Clinically, there is often a delayed presentation as functional activities increase. Parents may notice the fullness of the radial head if it dislocates anteriorly in the elbow, a reduced range of extension or forearm pronation/supination. Usually, there is no history of trauma. It is rare for the patient to report pain or a 'popping' sensation during early childhood, but these may be common features later. Examination reveals a palpable radial head distal to the cubital fossa for anterior dislocations with associated reduced range of flexion. Posterior dislocations limit extension. Typically, there is a subtle reduction in pronation and supination.
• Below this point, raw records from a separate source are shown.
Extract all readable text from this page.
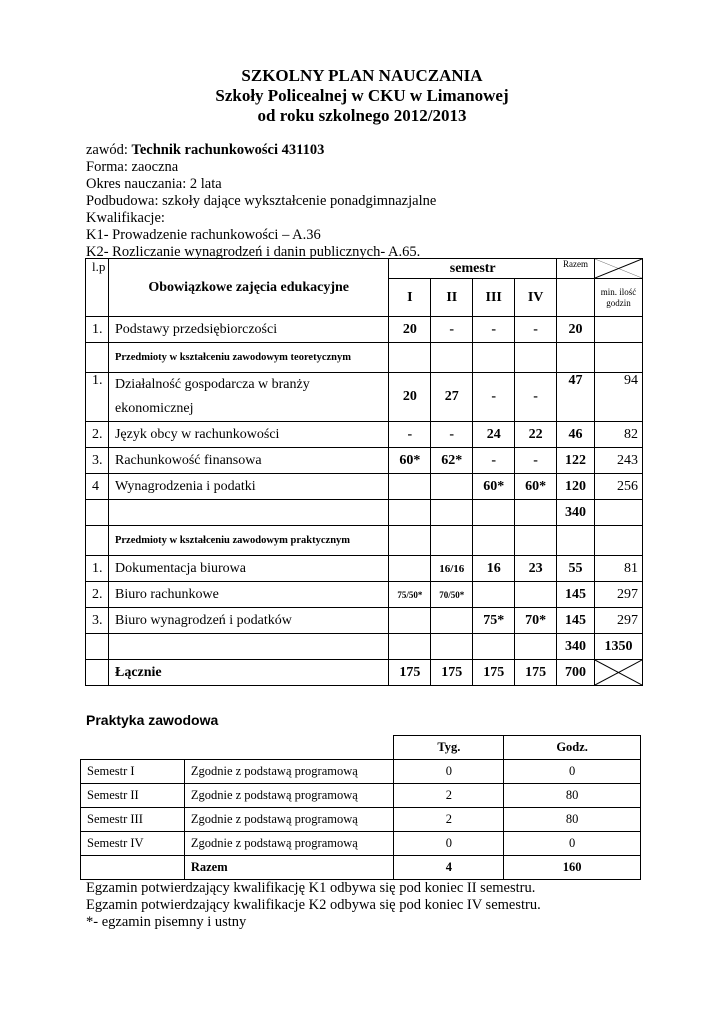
SZKOLNY PLAN NAUCZANIA
Szkoły Policealnej w CKU w Limanowej
od roku szkolnego 2012/2013
zawód: Technik rachunkowości 431103
Forma: zaoczna
Okres nauczania: 2 lata
Podbudowa: szkoły dające wykształcenie ponadgimnazjalne
Kwalifikacje:
K1- Prowadzenie rachunkowości – A.36
K2- Rozliczanie wynagrodzeń i danin publicznych- A.65.
l.p	Obowiązkowe zajęcia edukacyjne	semestr				Razem	

		I	II	III	IV		min. ilość godzin
1.	Podstawy przedsiębiorczości	20	-	-	-	20	
	Przedmioty w kształceniu zawodowym teoretycznym						
1.	Działalność gospodarcza w branży
ekonomicznej	20	27	-	-	47	94
2.	Język obcy w rachunkowości	-	-	24	22	46	82
3.	Rachunkowość finansowa	60*	62*	-	-	122	243
4	Wynagrodzenia i podatki			60*	60*	120	256
						340	
	Przedmioty w kształceniu zawodowym praktycznym						
1.	Dokumentacja biurowa		16/16	16	23	55	81
2.	Biuro rachunkowe	75/50*	70/50*			145	297
3.	Biuro wynagrodzeń i podatków			75*	70*	145	297
						340	1350
	Łącznie	175	175	175	175	700	
Praktyka zawodowa
		Tyg.	Godz.
Semestr I	Zgodnie z podstawą programową	0	0
Semestr II	Zgodnie z podstawą programową	2	80
Semestr III	Zgodnie z podstawą programową	2	80
Semestr IV	Zgodnie z podstawą programową	0	0
	Razem	4	160
Egzamin potwierdzający kwalifikację K1 odbywa się pod koniec II semestru.
Egzamin potwierdzający kwalifikacje K2 odbywa się pod koniec IV semestru.
*- egzamin pisemny i ustny
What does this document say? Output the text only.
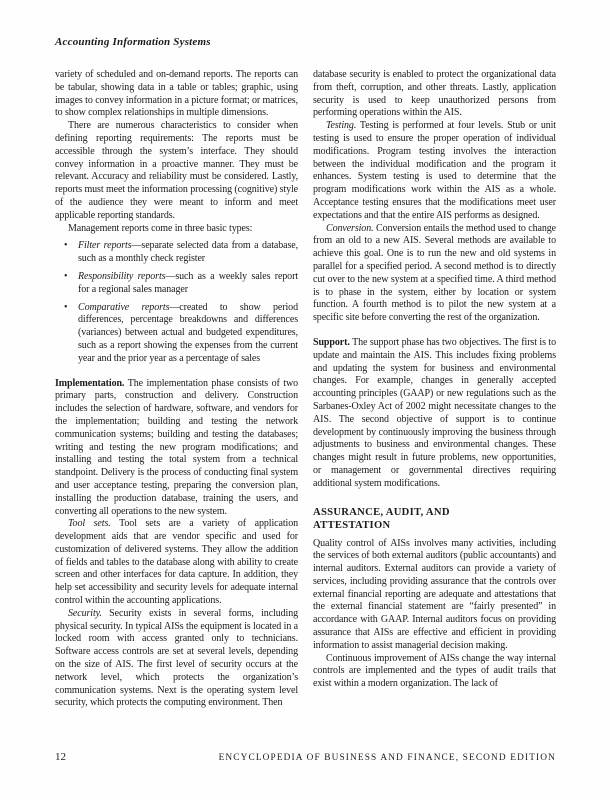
Accounting Information Systems

variety of scheduled and on-demand reports. The reports can be tabular, showing data in a table or tables; graphic, using images to convey information in a picture format; or matrices, to show complex relationships in multiple dimensions.

There are numerous characteristics to consider when defining reporting requirements: The reports must be accessible through the system’s interface. They should convey information in a proactive manner. They must be relevant. Accuracy and reliability must be considered. Lastly, reports must meet the information processing (cognitive) style of the audience they were meant to inform and meet applicable reporting standards.

Management reports come in three basic types:

•	Filter reports—separate selected data from a database, such as a monthly check register
•	Responsibility reports—such as a weekly sales report for a regional sales manager
•	Comparative reports—created to show period differences, percentage breakdowns and differences (variances) between actual and budgeted expenditures, such as a report showing the expenses from the current year and the prior year as a percentage of sales

Implementation. The implementation phase consists of two primary parts, construction and delivery. Construction includes the selection of hardware, software, and vendors for the implementation; building and testing the network communication systems; building and testing the databases; writing and testing the new program modifications; and installing and testing the total system from a technical standpoint. Delivery is the process of conducting final system and user acceptance testing, preparing the conversion plan, installing the production database, training the users, and converting all operations to the new system.

Tool sets. Tool sets are a variety of application development aids that are vendor specific and used for customization of delivered systems. They allow the addition of fields and tables to the database along with ability to create screen and other interfaces for data capture. In addition, they help set accessibility and security levels for adequate internal control within the accounting applications.

Security. Security exists in several forms, including physical security. In typical AISs the equipment is located in a locked room with access granted only to technicians. Software access controls are set at several levels, depending on the size of AIS. The first level of security occurs at the network level, which protects the organization’s communication systems. Next is the operating system level security, which protects the computing environment. Then

database security is enabled to protect the organizational data from theft, corruption, and other threats. Lastly, application security is used to keep unauthorized persons from performing operations within the AIS.

Testing. Testing is performed at four levels. Stub or unit testing is used to ensure the proper operation of individual modifications. Program testing involves the interaction between the individual modification and the program it enhances. System testing is used to determine that the program modifications work within the AIS as a whole. Acceptance testing ensures that the modifications meet user expectations and that the entire AIS performs as designed.

Conversion. Conversion entails the method used to change from an old to a new AIS. Several methods are available to achieve this goal. One is to run the new and old systems in parallel for a specified period. A second method is to directly cut over to the new system at a specified time. A third method is to phase in the system, either by location or system function. A fourth method is to pilot the new system at a specific site before converting the rest of the organization.

Support. The support phase has two objectives. The first is to update and maintain the AIS. This includes fixing problems and updating the system for business and environmental changes. For example, changes in generally accepted accounting principles (GAAP) or new regulations such as the Sarbanes-Oxley Act of 2002 might necessitate changes to the AIS. The second objective of support is to continue development by continuously improving the business through adjustments to business and environmental changes. These changes might result in future problems, new opportunities, or management or governmental directives requiring additional system modifications.

ASSURANCE, AUDIT, AND ATTESTATION

Quality control of AISs involves many activities, including the services of both external auditors (public accountants) and internal auditors. External auditors can provide a variety of services, including providing assurance that the controls over external financial reporting are adequate and attestations that the external financial statement are “fairly presented” in accordance with GAAP. Internal auditors focus on providing assurance that AISs are effective and efficient in providing information to assist managerial decision making.

Continuous improvement of AISs change the way internal controls are implemented and the types of audit trails that exist within a modern organization. The lack of

12	ENCYCLOPEDIA OF BUSINESS AND FINANCE, SECOND EDITION
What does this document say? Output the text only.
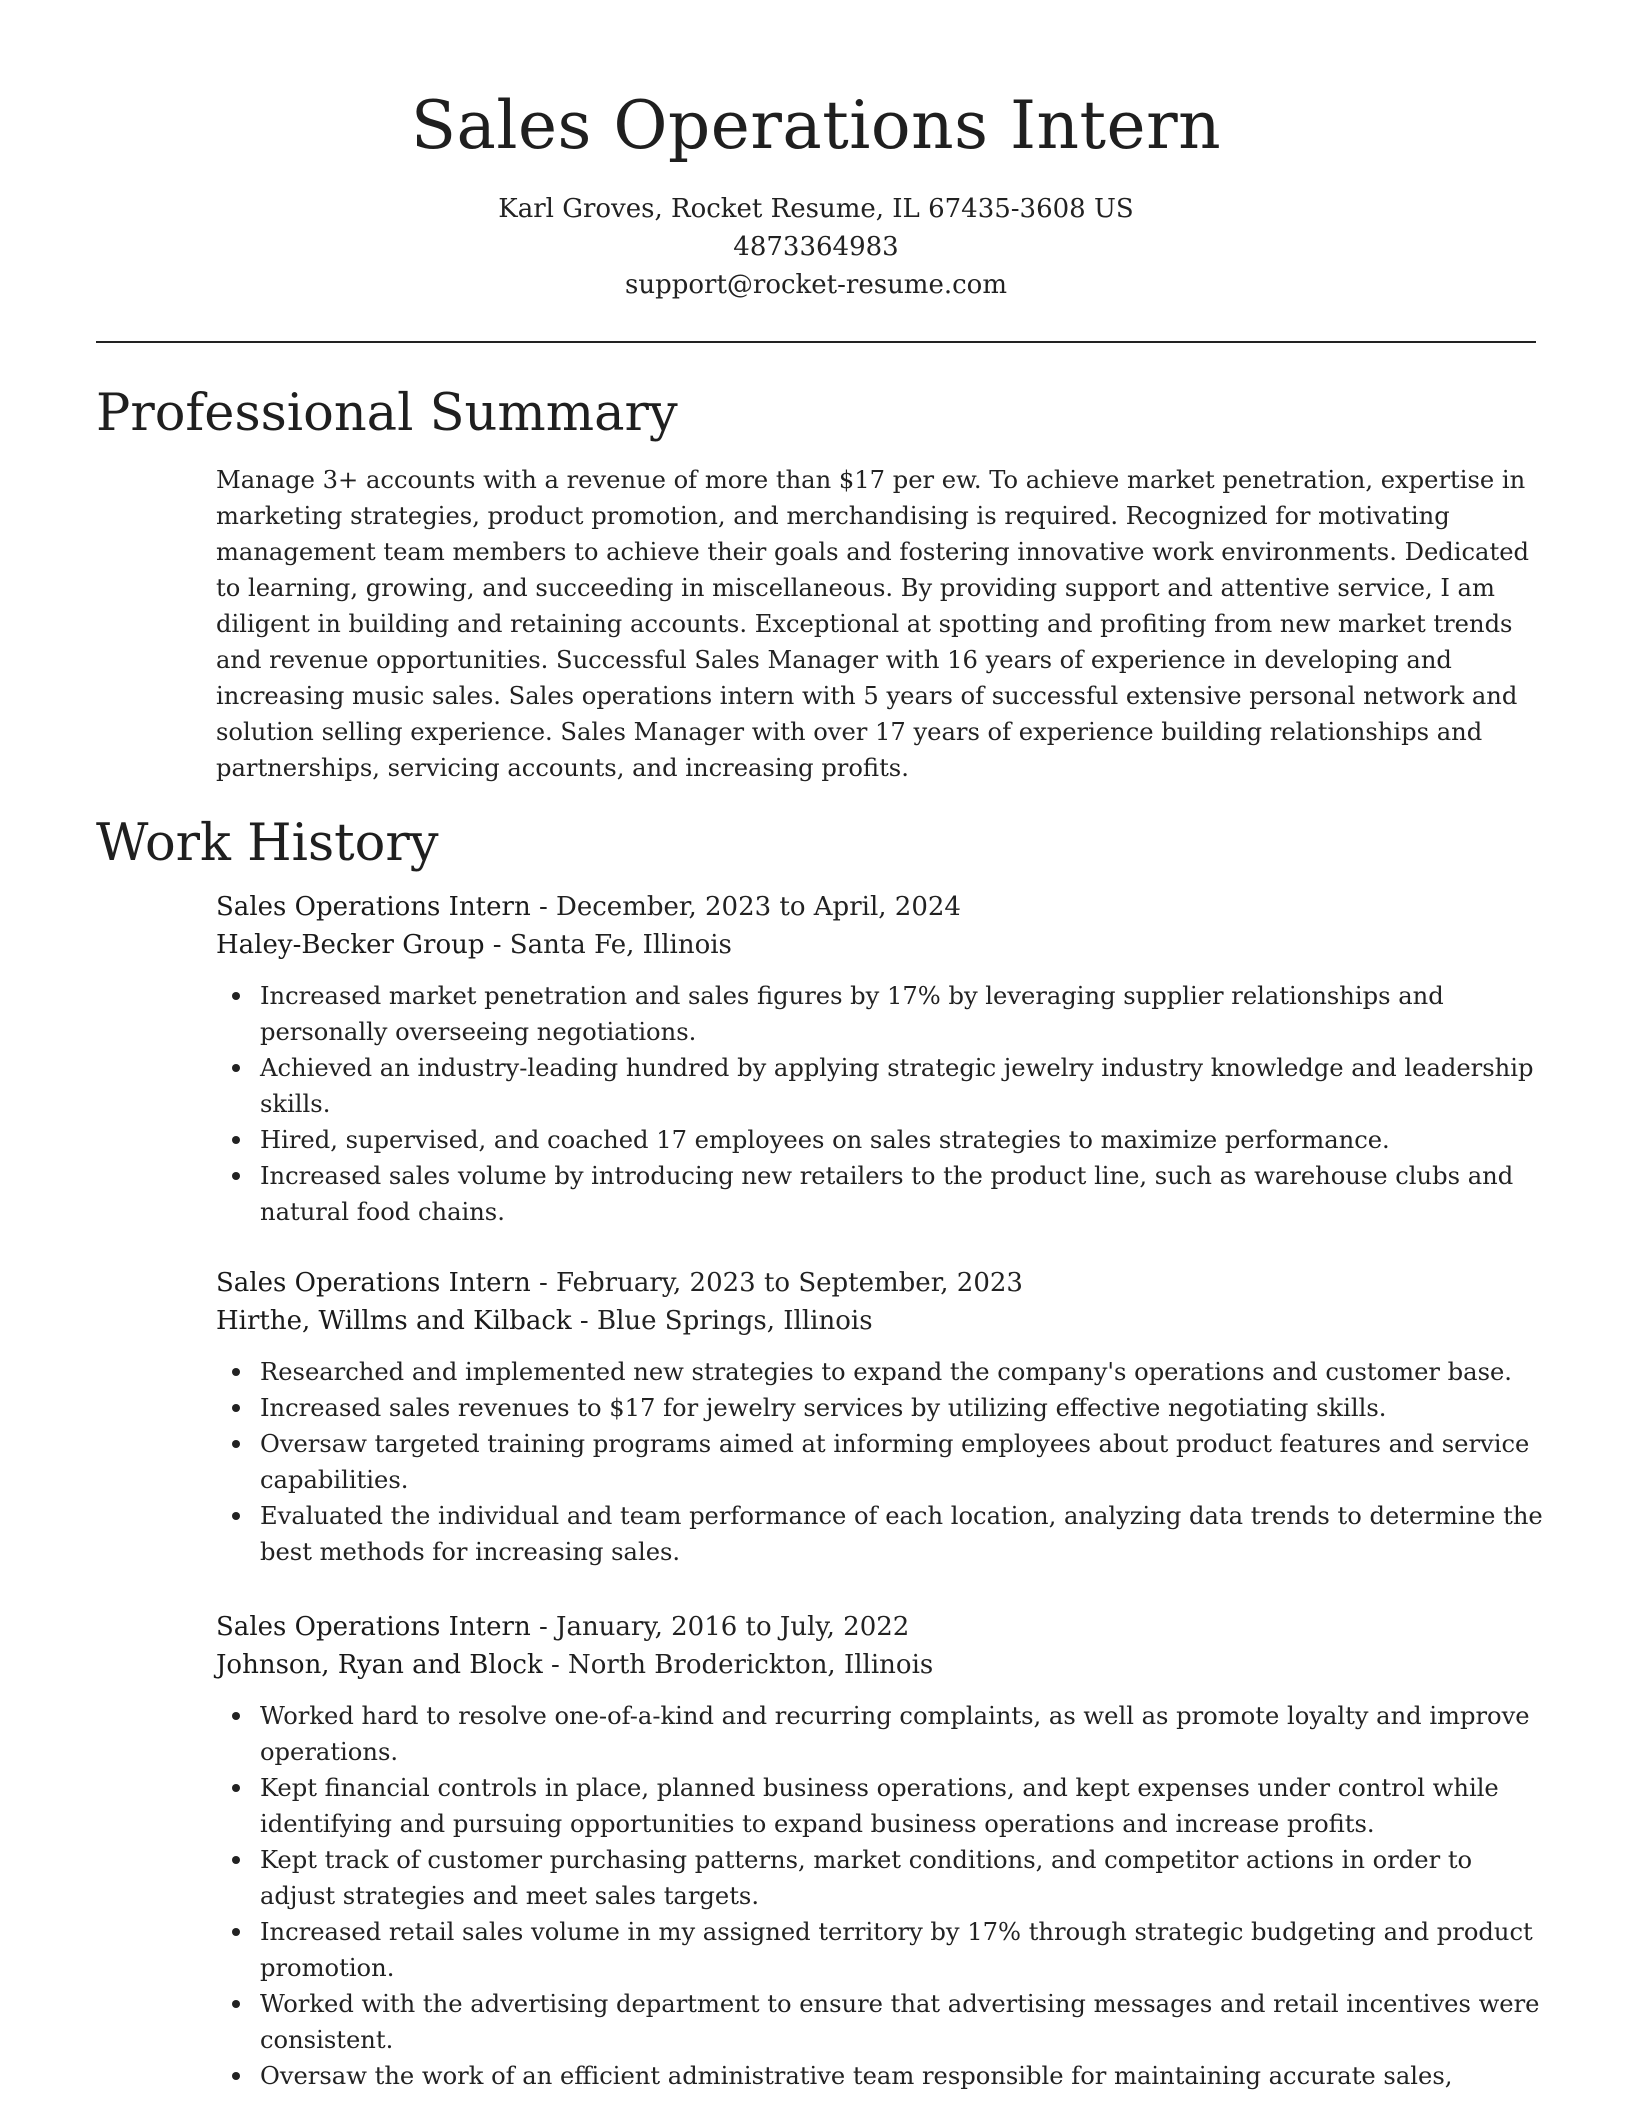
Sales Operations Intern
Karl Groves, Rocket Resume, IL 67435-3608 US
4873364983
support@rocket-resume.com
Professional Summary

Manage 3+ accounts with a revenue of more than $17 per ew. To achieve market penetration, expertise in marketing strategies, product promotion, and merchandising is required. Recognized for motivating management team members to achieve their goals and fostering innovative work environments. Dedicated to learning, growing, and succeeding in miscellaneous. By providing support and attentive service, I am diligent in building and retaining accounts. Exceptional at spotting and profiting from new market trends and revenue opportunities. Successful Sales Manager with 16 years of experience in developing and increasing music sales. Sales operations intern with 5 years of successful extensive personal network and solution selling experience. Sales Manager with over 17 years of experience building relationships and partnerships, servicing accounts, and increasing profits.

Work History
Sales Operations Intern - December, 2023 to April, 2024
Haley-Becker Group - Santa Fe, Illinois
Increased market penetration and sales figures by 17% by leveraging supplier relationships and personally overseeing negotiations.
Achieved an industry-leading hundred by applying strategic jewelry industry knowledge and leadership skills.
Hired, supervised, and coached 17 employees on sales strategies to maximize performance.
Increased sales volume by introducing new retailers to the product line, such as warehouse clubs and natural food chains.
Sales Operations Intern - February, 2023 to September, 2023
Hirthe, Willms and Kilback - Blue Springs, Illinois
Researched and implemented new strategies to expand the company's operations and customer base.
Increased sales revenues to $17 for jewelry services by utilizing effective negotiating skills.
Oversaw targeted training programs aimed at informing employees about product features and service capabilities.
Evaluated the individual and team performance of each location, analyzing data trends to determine the best methods for increasing sales.
Sales Operations Intern - January, 2016 to July, 2022
Johnson, Ryan and Block - North Broderickton, Illinois
Worked hard to resolve one-of-a-kind and recurring complaints, as well as promote loyalty and improve operations.
Kept financial controls in place, planned business operations, and kept expenses under control while identifying and pursuing opportunities to expand business operations and increase profits.
Kept track of customer purchasing patterns, market conditions, and competitor actions in order to adjust strategies and meet sales targets.
Increased retail sales volume in my assigned territory by 17% through strategic budgeting and product promotion.
Worked with the advertising department to ensure that advertising messages and retail incentives were consistent.
Oversaw the work of an efficient administrative team responsible for maintaining accurate sales,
An older child presenting for the first time with congenital radial head dislocation may have little evidence of functional debility.

Investigations include:

  • plain radiography:
    • radial head does not align with capitellum
    • dysplasia of radial head or capitellum
    • ulnar negative variance (short ulna)
  • ultrasound: possible use in unossified infant with suspected dislocation

The direction of dislocation provides a means of classifying congenital radial head dislocation(1):

  • posterior (47%)
  • anterior (43%)
  • lateral (10%)

For minor deformities, the management is largely supportive. Indications for surgery include pain, eg due to impingement of radial head and distal humerus, significant cosmetic deformity and functional impairment due to reduced range of motion. Surgery is delayed until skeletal maturity. Surgical options include:

  • excision of the radial head:
    • good for pain, appearance and range of motion
    • complications include post-operative radioulnar synostosis and cubitus valgus deformity with growth
  • shortening of proximal radius
  • reconstruction of the annular ligament using triceps fascia; not particularly successful

Ref: (1) Almquist EE, Gorden LH, Blue AI. J Paediatr Orthop (1993); 13: 526-528.